Normally Paul left before breakfast, going back to his own flat to shave and change his clothes, but this morning he lingered. They ate toast and drank coffee lying in bed and then she went off to the bathroom to get ready for her day.

As soon as he heard the bathroom door close he was out of bed. He began searching through her drawers, the bottom of the wardrobe, the sideboard, anywhere, not even trying to justify his behaviour. He needed to know – that was all. He didn’t even admit to himself what he was looking for, until the last second, when he held it in his hand.
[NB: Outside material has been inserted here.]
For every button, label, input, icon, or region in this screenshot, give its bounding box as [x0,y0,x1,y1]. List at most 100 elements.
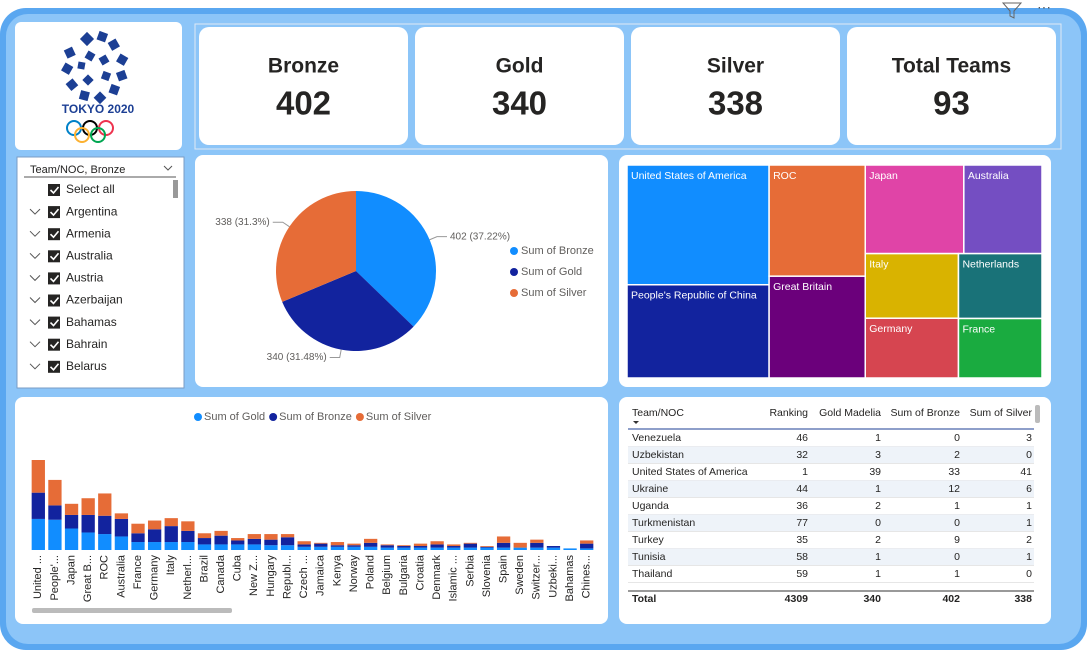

A cheap blue notepad. Going across to the window, pressing his
shoulder against the glass to get as much light as the grey morning allowed, he saw that the paper was the same weight and colour as the letter she’d received last night. He put the pad and the letter side by side, rubbed the bottom edge of the pages between his thumb and forefinger, held them up to the light to check the watermark. Identical. That, by itself, didn’t mean much – notepads like this were sold in every corner shop and every branch of Woolworths in England. But on the first page of the pad he could see the indentation of letters where the writer had pressed hard. The K in KILL was particularly sharp and deep, but if you looked closely you could make out the whole sentence.

I’LL KILL THE PAIR OF YOU – JACK

There could be no doubt. He saw no way round it. She’d written the letter herself.